Partager le risque
Pour accélérer le déploiement du biocontrôle, les acteurs du secteur, dont la distribution agricole, creusent la question de la répartition du risque.
Vous devez vous inscrire pour consulter librement tous les articles.
En 2023, les produits de biocontrôle représentaient seulement 9 % du marché phytosanitaire français. Un chiffre qui n’entame pas la détermination d’Alliance Biocontrôle d’atteindre les 30 % d’ici à 2030. Même si « la marche est haute », a reconnu Céline Barthet, la présidente de l’association, lors du Sival 2025, « faire ce constat est aussi un moyen de montrer aux autorités la situation. Il faut sortir de l’incantatoire et passer un peu plus à l’action. » Et le partage du risque entre tous les acteurs de la chaîne de valeur est l’un des leviers à actionner.
Car, à l’heure actuelle, « c’est l’agriculteur qui endosse le risque lié à la transformation de son système », constate Quentin Mathieu, responsable entreprise et consommation chez Agridées. « L’activité agricole est de plus en plus risquée en raison des aléas qui se renforcent ces dernières années et, face au risque, les agriculteurs ont tendance à aller vers la solution la plus sécurisante. C’est pourquoi, aujourd’hui, on voit des coopératives et des négoces qui se structurent de manière à pouvoir assumer une partie de ce risque et accompagner les agriculteurs dans cette transition. »
Une garantie de résultat
Océalia s’est notamment lancée dans une nouvelle démarche, celle de l’économie de la fonctionnalité. En clair, l’adhérent n’achète plus des produits phytosanitaires, mais des hectares sains. « On y croit ! », affirme Matthieu Denier, directeur agrofournitures chez Océalia. Après une phase de test en 2024, la coopérative propose, dès cette année, deux offres axées sur la protection fongicide des céréales : PreDiMa de Bayer et Xarvio Healthy Fields de BASF. Ce sont pas moins de 10 000 ha de blé qui seront protégés via ces deux offres en 2025. « Cela représente 10 % des hectares que nous contrôlons en blé, dès la première année.
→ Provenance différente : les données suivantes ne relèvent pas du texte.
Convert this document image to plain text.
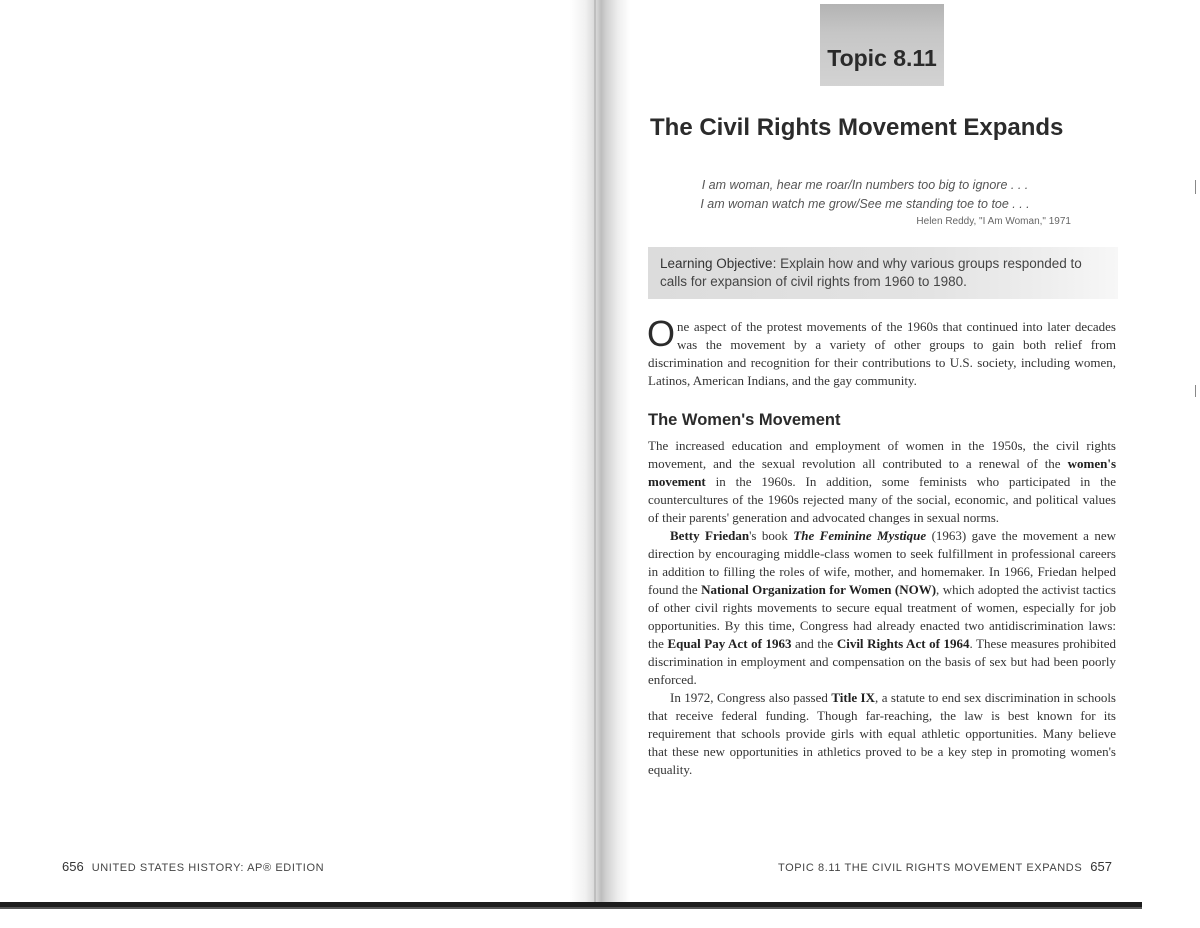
656 UNITED STATES HISTORY: AP® EDITION
Topic 8.11
The Civil Rights Movement Expands
I am woman, hear me roar/In numbers too big to ignore . . .
I am woman watch me grow/See me standing toe to toe . . .
Helen Reddy, "I Am Woman," 1971
Learning Objective: Explain how and why various groups responded to calls for expansion of civil rights from 1960 to 1980.
One aspect of the protest movements of the 1960s that continued into later decades was the movement by a variety of other groups to gain both relief from discrimination and recognition for their contributions to U.S. society, including women, Latinos, American Indians, and the gay community.
The Women's Movement

The increased education and employment of women in the 1950s, the civil rights movement, and the sexual revolution all contributed to a renewal of the women's movement in the 1960s. In addition, some feminists who participated in the countercultures of the 1960s rejected many of the social, economic, and political values of their parents' generation and advocated changes in sexual norms.

Betty Friedan's book The Feminine Mystique (1963) gave the movement a new direction by encouraging middle-class women to seek fulfillment in professional careers in addition to filling the roles of wife, mother, and homemaker. In 1966, Friedan helped found the National Organization for Women (NOW), which adopted the activist tactics of other civil rights movements to secure equal treatment of women, especially for job opportunities. By this time, Congress had already enacted two antidiscrimination laws: the Equal Pay Act of 1963 and the Civil Rights Act of 1964. These measures prohibited discrimination in employment and compensation on the basis of sex but had been poorly enforced.

In 1972, Congress also passed Title IX, a statute to end sex discrimination in schools that receive federal funding. Though far-reaching, the law is best known for its requirement that schools provide girls with equal athletic opportunities. Many believe that these new opportunities in athletics proved to be a key step in promoting women's equality.

TOPIC 8.11 THE CIVIL RIGHTS MOVEMENT EXPANDS 657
Ces modèles sont amenés à se développer rapidement, car les adhérents sont à l’écoute de ces solutions et les conseillers sont motivés », ajoute-t-il. De plus, ce nouveau modèle permet à l’agriculteur de mieux maîtriser ses charges puisqu’il achète un hectare sain à un prix fixe, indépendamment de la pression et du nombre de traitements requis. « C’est assez séduisant », convient-il.
De son côté, les Ets Charpentier n’ont pas encore franchi le pas, mais ils s’y préparent. « Proposer des offres avec un engagement de résultats, c’est un nouveau métier, et c’est un modèle vers lequel on va aller de plus en plus », projette Nicolas Charpentier, directeur du négoce éponyme.
Vers de nouveaux dispositifs assurantiels
Quant à l’État, il multiplie les initiatives pour embarquer l’ensemble des acteurs dans cette transition. Après le Parsada et le Grand Défi biocontrôle et biostimulation, le dispositif Praam (Prise de risque amont aval et massification de pratiques visant à réduire l’usage des produits phytopharmaceutiques sur les exploitations agricoles) a fait son apparition. Doté d’une enveloppe de 90 M€, cet appel à projets sera lancé au premier semestre 2025 pour faire émerger des modèles d’accompagnement à la prise de risque. Le dispositif s’adresse aux opérateurs économiques impliqués dans la valorisation des produits agricoles et en lien direct avec l’amont, tels que les coopératives et négoces, les industries agroalimentaires, les assureurs, etc. « Nos adhérents ne peuvent pas être porteurs de projet mais pourront y être associés », précise Céline Barthet.
Alliance Biocontrôle a également évoqué d’autres pistes à explorer, comme la mise en place d’incitations financières, ou encore la recherche d’une meilleure valorisation des productions agricoles issues d’itinéraires techniques utilisant ces produits. « Il faut également que les acteurs de l’aval et la grande distribution prennent leur part de risque, mettent en avant ces produits et participent, par le biais de la contractualisation, à sécuriser le revenu des agriculteurs », appuie Quentin Mathieu.